Oct. 24 (Bloomberg) -- Germany’s government should expedite the purchase of a stake in European Aeronautic, Defence & Space Co. from Daimler AG to avoid the shares falling to private investors and unsettling a Franco-German balance of interests.
Germany’s finance ministry has asked parliament for the release of 1.6 billion euros ($2.07 billion) that had been set aside earlier to back the stake purchase, according to an Oct. 23 letter document obtained by Bloomberg News.
Negotiations to sell the Daimler stake to German state-owned bank KfW had progressed until merger talks between EADS and BAE Systems Plc froze discussions. Daimler has promised shareholders a windfall from the sale, and the carmaker had taken measures to sell half of its 15 percent stake into the market this year to book the gain, the document said.
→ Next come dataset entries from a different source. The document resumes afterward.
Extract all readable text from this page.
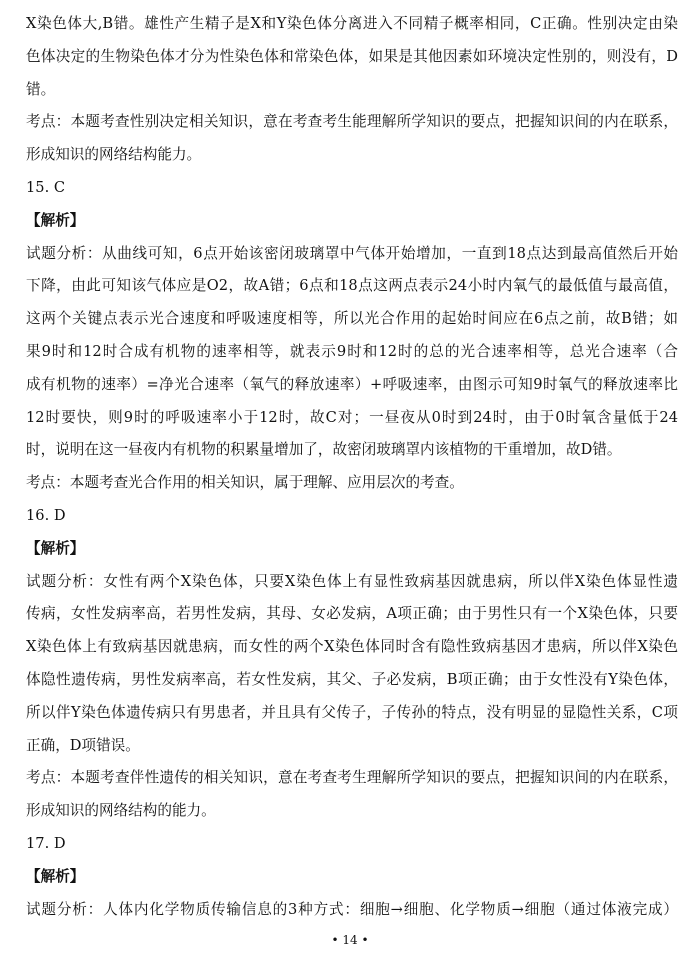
X染色体大,B错。雄性产生精子是X和Y染色体分离进入不同精子概率相同，C正确。性别决定由染
色体决定的生物染色体才分为性染色体和常染色体，如果是其他因素如环境决定性别的，则没有，D
错。
考点：本题考查性别决定相关知识，意在考查考生能理解所学知识的要点，把握知识间的内在联系，
形成知识的网络结构能力。
15. C
【解析】
试题分析：从曲线可知，6点开始该密闭玻璃罩中气体开始增加，一直到18点达到最高值然后开始
下降，由此可知该气体应是O2，故A错；6点和18点这两点表示24小时内氧气的最低值与最高值，
这两个关键点表示光合速度和呼吸速度相等，所以光合作用的起始时间应在6点之前，故B错；如
果9时和12时合成有机物的速率相等，就表示9时和12时的总的光合速率相等，总光合速率（合
成有机物的速率）=净光合速率（氧气的释放速率）+呼吸速率，由图示可知9时氧气的释放速率比
12时要快，则9时的呼吸速率小于12时，故C对；一昼夜从0时到24时，由于0时氧含量低于24
时，说明在这一昼夜内有机物的积累量增加了，故密闭玻璃罩内该植物的干重增加，故D错。
考点：本题考查光合作用的相关知识，属于理解、应用层次的考查。
16. D
【解析】
试题分析：女性有两个X染色体，只要X染色体上有显性致病基因就患病，所以伴X染色体显性遗
传病，女性发病率高，若男性发病，其母、女必发病，A项正确；由于男性只有一个X染色体，只要
X染色体上有致病基因就患病，而女性的两个X染色体同时含有隐性致病基因才患病，所以伴X染色
体隐性遗传病，男性发病率高，若女性发病，其父、子必发病，B项正确；由于女性没有Y染色体，
所以伴Y染色体遗传病只有男患者，并且具有父传子，子传孙的特点，没有明显的显隐性关系，C项
正确，D项错误。
考点：本题考查伴性遗传的相关知识，意在考查考生理解所学知识的要点，把握知识间的内在联系，
形成知识的网络结构的能力。
17. D
【解析】
试题分析：人体内化学物质传输信息的3种方式：细胞→细胞、化学物质→细胞（通过体液完成）
• 14 •
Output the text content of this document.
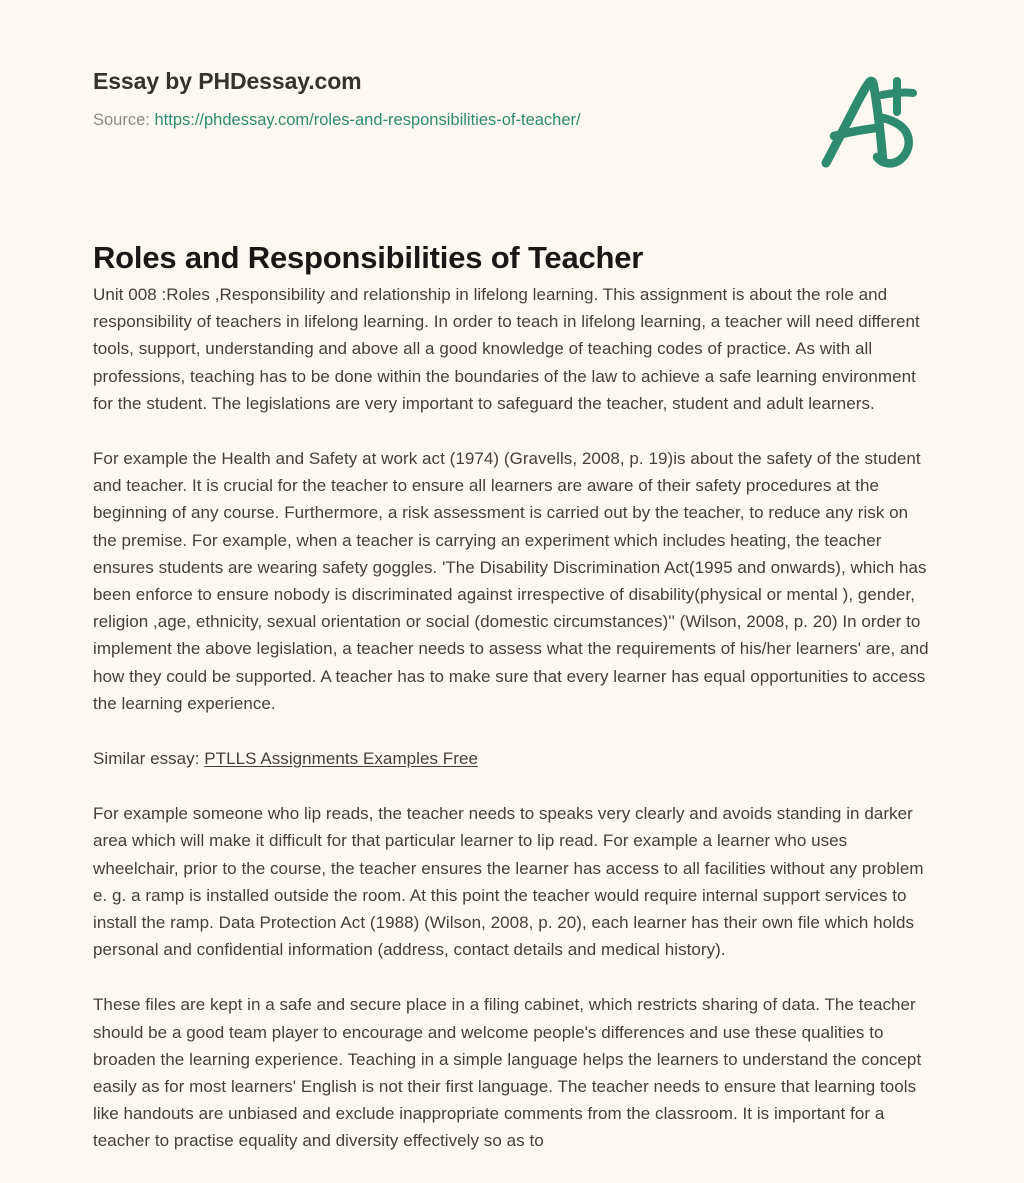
Essay by PHDessay.com
Source: https://phdessay.com/roles-and-responsibilities-of-teacher/
Roles and Responsibilities of Teacher

Unit 008 :Roles ,Responsibility and relationship in lifelong learning. This assignment is about the role and responsibility of teachers in lifelong learning. In order to teach in lifelong learning, a teacher will need different tools, support, understanding and above all a good knowledge of teaching codes of practice. As with all professions, teaching has to be done within the boundaries of the law to achieve a safe learning environment for the student. The legislations are very important to safeguard the teacher, student and adult learners.

For example the Health and Safety at work act (1974) (Gravells, 2008, p. 19)is about the safety of the student and teacher. It is crucial for the teacher to ensure all learners are aware of their safety procedures at the beginning of any course. Furthermore, a risk assessment is carried out by the teacher, to reduce any risk on the premise. For example, when a teacher is carrying an experiment which includes heating, the teacher ensures students are wearing safety goggles. 'The Disability Discrimination Act(1995 and onwards), which has been enforce to ensure nobody is discriminated against irrespective of disability(physical or mental ), gender, religion ,age, ethnicity, sexual orientation or social (domestic circumstances)'' (Wilson, 2008, p. 20) In order to implement the above legislation, a teacher needs to assess what the requirements of his/her learners' are, and how they could be supported. A teacher has to make sure that every learner has equal opportunities to access the learning experience.

Similar essay: PTLLS Assignments Examples Free

For example someone who lip reads, the teacher needs to speaks very clearly and avoids standing in darker area which will make it difficult for that particular learner to lip read. For example a learner who uses wheelchair, prior to the course, the teacher ensures the learner has access to all facilities without any problem e. g. a ramp is installed outside the room. At this point the teacher would require internal support services to install the ramp. Data Protection Act (1988) (Wilson, 2008, p. 20), each learner has their own file which holds personal and confidential information (address, contact details and medical history).

These files are kept in a safe and secure place in a filing cabinet, which restricts sharing of data. The teacher should be a good team player to encourage and welcome people's differences and use these qualities to broaden the learning experience. Teaching in a simple language helps the learners to understand the concept easily as for most learners' English is not their first language. The teacher needs to ensure that learning tools like handouts are unbiased and exclude inappropriate comments from the classroom. It is important for a teacher to practise equality and diversity effectively so as to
That alternative scenario requires the previously conceived transaction to go ahead in a “timely fashion” to maintain the Franco-German equilibrium, the document said. A key part of those negotiations involved Germany asking EADS’s core French owners, publisher Lagardere SCA and the French state, to approve the transferred EADS stake’s keeping special rights accorded when EADS was first formed in 2000.
The planned merger between Europe’s largest civil aviation company and the region’s largest defense company fell apart this month after four weeks of public attempts to win government support. Germany was particularly reluctant to back the deal on concern its interest would get marginalized in a new entity run out of France and the U.K.
“We are in constructive talks with the German government,” said Daimler spokesman Florian Martens. He declined to comment specifically on the document.
Germany had originally planned to buy half of the stake owned by Daimler, equal to 7.5 percent. It later topped up its budget to buy shares in order to include another stake owned by a group of regional savings banks and other investors. Under that expanded mandate, KfW would end up with about 13 percent.
When EADS was created in 2000, investors from France and Germany were required to hold balanced voting rights, with each side now controlling 22.5 percent. Upon EADS’s formation, each side controlled 30 percent, though the stakes were cut when Lagardere and Daimler agreed to each sell 7.5 percent in 2006.
Daimler today directly owns 15 percent, and manages the 7.5 percent held by the group of public and private financial institutions that includes Deutsche Bank AG and KfW. Lagardere owns 7.5 percent and has management control over the French government’s 15 percent.
KfW share purchases are viewed financially as temporary allocations of public money and do not appear on the federal government’s budget accounts. At the same time, the sovereign debt crisis and Germany’s constitutional “debt brake” mean Germany must tame growth in spending.